Leading mental health organisations have said the mental and physical health of frontline staff should be a national priority going forward, and have stressed that the efforts many employers have given to supporting wellbeing has not been a ‘universal experience’.
An open letter to people working in health, care and education – signed by 19 mental health organisations including Mind, Samaritans and the NHS Confederation’s Mental Health Network – commended frontline workers for responding to the pandemic with extraordinary determination, creativity and care, but noted the situation had placed significant pressure on their mental and physical wellbeing.
“We are grateful for your courage, resilience and humanity in the face of ever-changing circumstances and relentlessly difficult choices. We also acknowledge the pressures on your mental and physical wellbeing. Supporting you must be a national priority over the coming months,” the letter said.

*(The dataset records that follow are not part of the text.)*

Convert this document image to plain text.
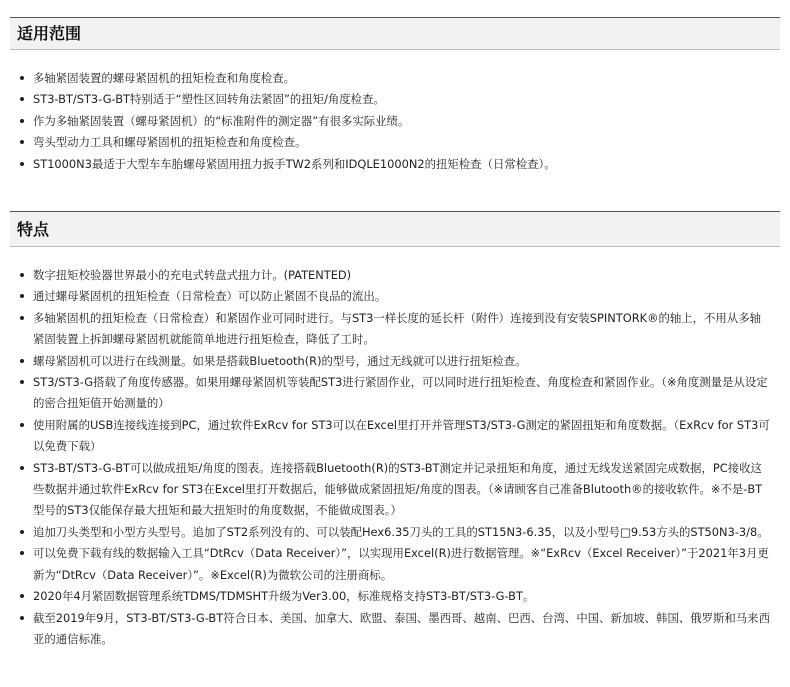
适用范围
多轴紧固装置的螺母紧固机的扭矩检查和角度检查。
ST3-BT/ST3-G-BT特别适于“塑性区回转角法紧固”的扭矩/角度检查。
作为多轴紧固装置（螺母紧固机）的“标准附件的测定器”有很多实际业绩。
弯头型动力工具和螺母紧固机的扭矩检查和角度检查。
ST1000N3最适于大型车车胎螺母紧固用扭力扳手TW2系列和IDQLE1000N2的扭矩检查（日常检查）。
特点
数字扭矩校验器世界最小的充电式转盘式扭力计。(PATENTED)
通过螺母紧固机的扭矩检查（日常检查）可以防止紧固不良品的流出。
多轴紧固机的扭矩检查（日常检查）和紧固作业可同时进行。与ST3一样长度的延长杆（附件）连接到没有安装SPINTORK®的轴上，不用从多轴紧固装置上拆卸螺母紧固机就能简单地进行扭矩检查，降低了工时。
螺母紧固机可以进行在线测量。如果是搭载Bluetooth(R)的型号，通过无线就可以进行扭矩检查。
ST3/ST3-G搭载了角度传感器。如果用螺母紧固机等装配ST3进行紧固作业，可以同时进行扭矩检查、角度检查和紧固作业。（※角度测量是从设定的密合扭矩值开始测量的）
使用附属的USB连接线连接到PC，通过软件ExRcv for ST3可以在Excel里打开并管理ST3/ST3-G测定的紧固扭矩和角度数据。（ExRcv for ST3可以免费下载）
ST3-BT/ST3-G-BT可以做成扭矩/角度的图表。连接搭载Bluetooth(R)的ST3-BT测定并记录扭矩和角度，通过无线发送紧固完成数据，PC接收这些数据并通过软件ExRcv for ST3在Excel里打开数据后，能够做成紧固扭矩/角度的图表。（※请顾客自己准备Blutooth®的接收软件。※不是-BT型号的ST3仅能保存最大扭矩和最大扭矩时的角度数据，不能做成图表。）
追加刀头类型和小型方头型号。追加了ST2系列没有的、可以装配Hex6.35刀头的工具的ST15N3-6.35，以及小型号□9.53方头的ST50N3-3/8。
可以免费下载有线的数据输入工具“DtRcv（Data Receiver）”，以实现用Excel(R)进行数据管理。※“ExRcv（Excel Receiver）”于2021年3月更新为“DtRcv（Data Receiver）”。※Excel(R)为微软公司的注册商标。
2020年4月紧固数据管理系统TDMS/TDMSHT升级为Ver3.00，标准规格支持ST3-BT/ST3-G-BT。
截至2019年9月，ST3-BT/ST3-G-BT符合日本、美国、加拿大、欧盟、泰国、墨西哥、越南、巴西、台湾、中国、新加坡、韩国、俄罗斯和马来西亚的通信标准。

“We have been heartened that leaders of organisations have prioritised your wellbeing and mental health, but this has not been a universal experience.”
A King’s College London study recently found that 39.5% of NHS staff in intensive care units reported symptoms of post-traumatic stress disorder following the first wave of Covid-19.
The letter said that although the Covid-19 vaccines provided hope, there would continue to be difficult times ahead.
“This is a heartfelt message of recognition and solidarity with you and your families. It is important to take the wellbeing of keyworkers seriously both now and for a long time to come. We will work tirelessly to ensure your mental health is at the heart of the recovery,” it said.
The letter noted additional support for frontline workers was available through Our Frontline, a bank of resources and a support service provided by Shout 85258 – a free, confidential 24/7 text messaging service.